Ce phénomène est dû à une activation du cartilage de croissance (ou de conjugaison) d’une manière dissymétrique. En l’occurrence, dans le valgus, le côté interne du radius grandit beaucoup plus vite du fait de l’activité plus importante du cartilage de croissance sur la face interne. Il ne faut pas confondre cette affection avec un défaut d’aplomb qui se situe au niveau de la dernière phalange et que l’on appelle «pieds pannards». Je profite de l’occasion pour vous présenter un tableau de quatre déformations d’aplomb, qui à part le côté disgracieux, n’ont pas de conséquences aussi graves que dans le cas de Valgus carpien.
Dans le cas d’un Valgus, une telle déformation va entraîner rapidement une usure précoce des cartilages articulaires du carpe, arthrose, boiterie et souffrance aux conséquences dramatiques. Déjà sur le cas décrit, l’animal se couchait souvent laissant présager des difficultés déambulatoires de plus en plus importantes.
Chez les très jeunes, on sait que les aplombs ne sont pas stabilisés, mais tout rentre dans l’ordre au bout d’un à deux mois. Si cette déformation persiste ou apparaît (habituellement avant six mois) une intervention peut rétablir la situation soit par des prothèses podales, soit par une intervention chirurgicale consistant à bloquer l’activité dissymétrique du cartilage de croissance, soit par une combinaison des deux méthodes.
Plus on avance en âge, plus il sera difficile de corriger.
En effet, l’activité du cartilage de croissance diminue pour s’éteindre vers deux ans et l’ossification est quasiment totale.
Devant le cas de cette jeune anesse de dix sept mois nous étions à la limite pour une intervention apportant une réponse suffisamment satisfaisante. En accord avec les propriétaires, conscients de l’irréversibilité du phénomène, des conséquences, des décisions difficiles qu’ils auraient à prendre par la suite, l’intervention chirurgicale fut décidée avec le confrère spécialisé exerçant à l’école vétérinaire de Toulouse.
L’opération consiste à bloquer en face interne la croissance du radius par l’implantation de deux vis de part et d’autre du cartilage avec cerclage.
De ce fait, même si la croissance externe est moindre, elle permettra de corriger en partie l’aplomb. Un complément éventuel, par une compensation artificielle au niveau du sabot, peut être envisagé par la suite.
Repères avant radio pour savoir si l’emplacement est correct.

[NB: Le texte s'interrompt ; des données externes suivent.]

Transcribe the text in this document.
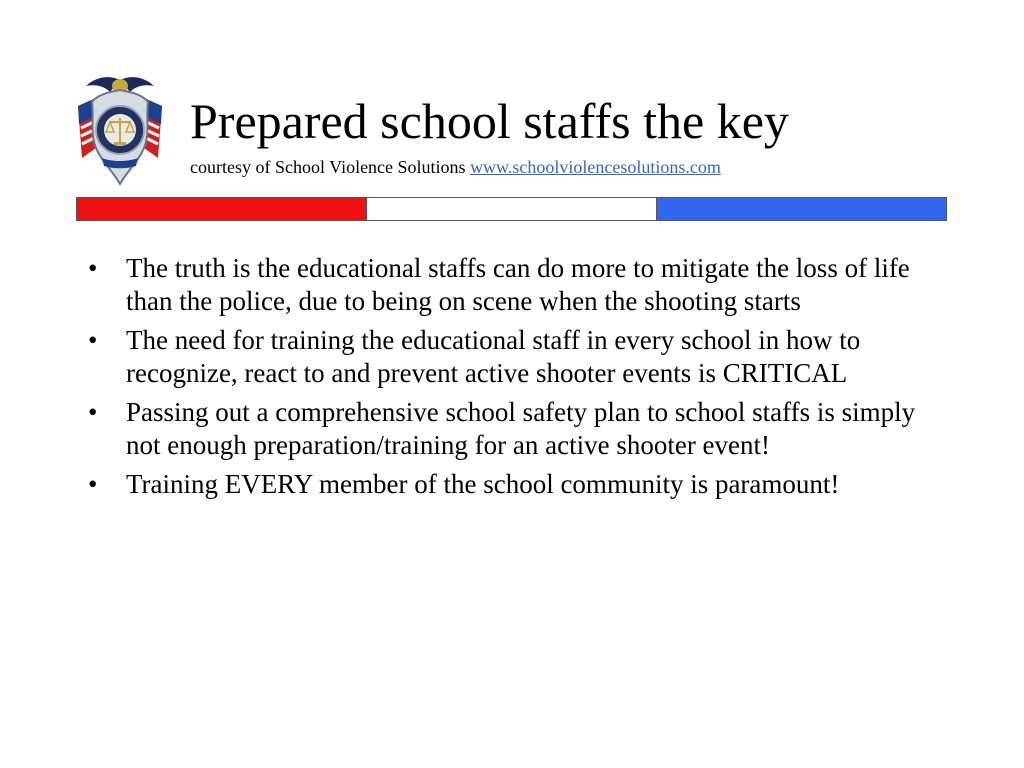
Prepared school staffs the key
courtesy of School Violence Solutions www.schoolviolencesolutions.com
• The truth is the educational staffs can do more to mitigate the loss of life than the police, due to being on scene when the shooting starts
• The need for training the educational staff in every school in how to recognize, react to and prevent active shooter events is CRITICAL
• Passing out a comprehensive school safety plan to school staffs is simply not enough preparation/training for an active shooter event!
• Training EVERY member of the school community is paramount!
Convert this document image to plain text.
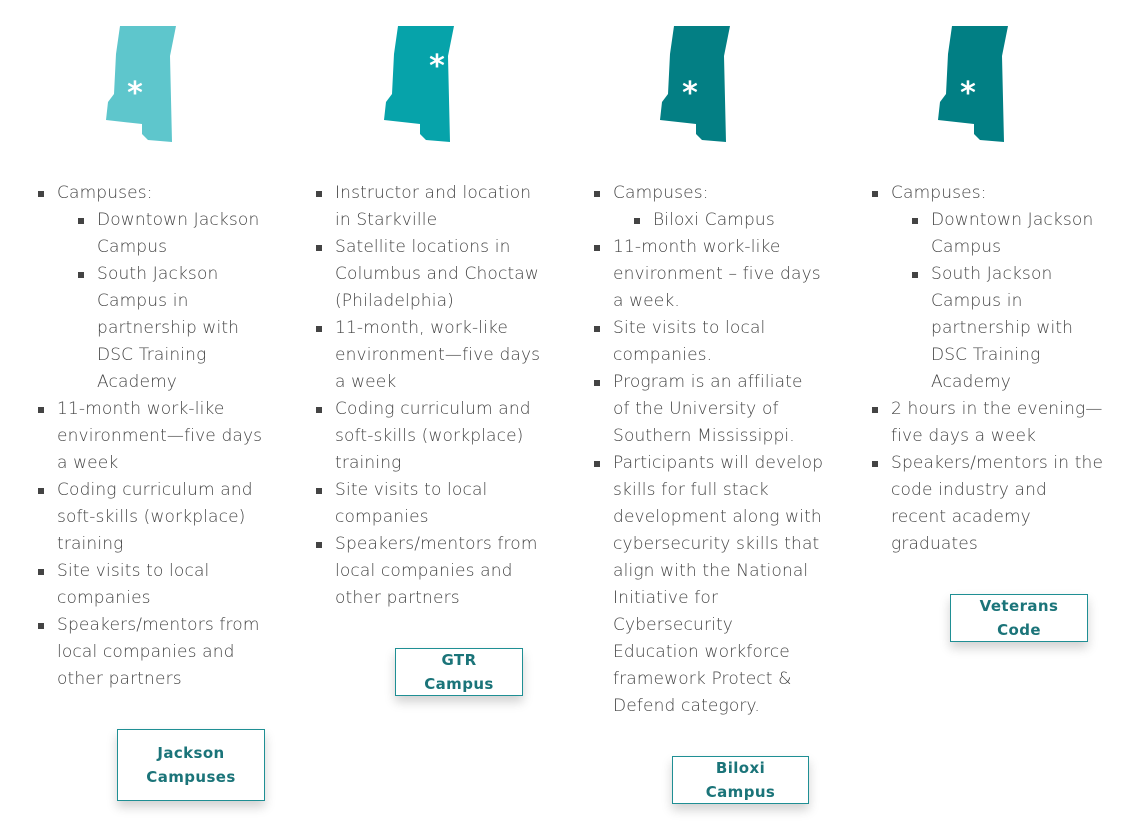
*
Campuses:
Downtown Jackson Campus
South Jackson Campus in partnership with DSC Training Academy
11-month work-like environment—five days a week
Coding curriculum and soft-skills (workplace) training
Site visits to local companies
Speakers/mentors from local companies and other partners
Jackson Campuses
*
Instructor and location in Starkville
Satellite locations in Columbus and Choctaw (Philadelphia)
11-month, work-like environment—five days a week
Coding curriculum and soft-skills (workplace) training
Site visits to local companies
Speakers/mentors from local companies and other partners
GTR Campus
*
Campuses:
Biloxi Campus
11-month work-like environment – five days a week.
Site visits to local companies.
Program is an affiliate of the University of Southern Mississippi.
Participants will develop skills for full stack development along with cybersecurity skills that align with the National Initiative for Cybersecurity Education workforce framework Protect & Defend category.
Biloxi Campus
*
Campuses:
Downtown Jackson Campus
South Jackson Campus in partnership with DSC Training Academy
2 hours in the evening—five days a week
Speakers/mentors in the code industry and recent academy graduates
Veterans Code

Les vis sont fixées et le cerclage en cours
C’est donc une histoire triste, mais un accident imprévisible, qui certes est de plus en plus rare, mais fait partie des risques.
Malgré une vie remplie à soigner des animaux, le praticien que j’ai été, reste toujours désemparé et affecté lorsque l’accident se produit et me conforte dans l’idée que malgré les progrès effectués engendrant de merveilleuses réussites, nous nous devons de rester humbles.
Je remercie les propriétaires de cette ânesse de m’avoir autorisé à relater l’intervention et reproduire les photos.
La consolation (si on peut l’appeler ainsi) est d’avoir compris que de toute façon leur amie aux grandes oreilles allait trop rapidement entrer dans une période de boiterie et de souffrance et que la décision éventuelle d’euthanasie aurait été une épreuve douloureuse.
En dehors de cela, cette intervention apporte régulièrement des résultats positifs si elle est mise en place très tôt et si d’autres solutions ne donnent pas de résultats.
Je vous invite donc à être vigilants sur les aplombs des jeunes nés chez vous et de ne pas hésiter à consulter un confrère ou un maréchal ferrant pour vous aider à mieux visualiser les aplombs et détecter d’éventuels défauts.
Lors de l’achat de jeunes, là aussi, l’examen attentif des membres est primordial. Le vendeur peut être de bonne foi et ne pas connaître lui même le problème comme il peut taire l’anomalie constatée. Cette recommandation est bien sûr valable pour tout achat d’âne quel que soit son âge, mais chez les jeunes nous avons plus facilement la possibilité de mettre en place un traitement chirurgical ou orthopédique et avoir plus de chance de réussite.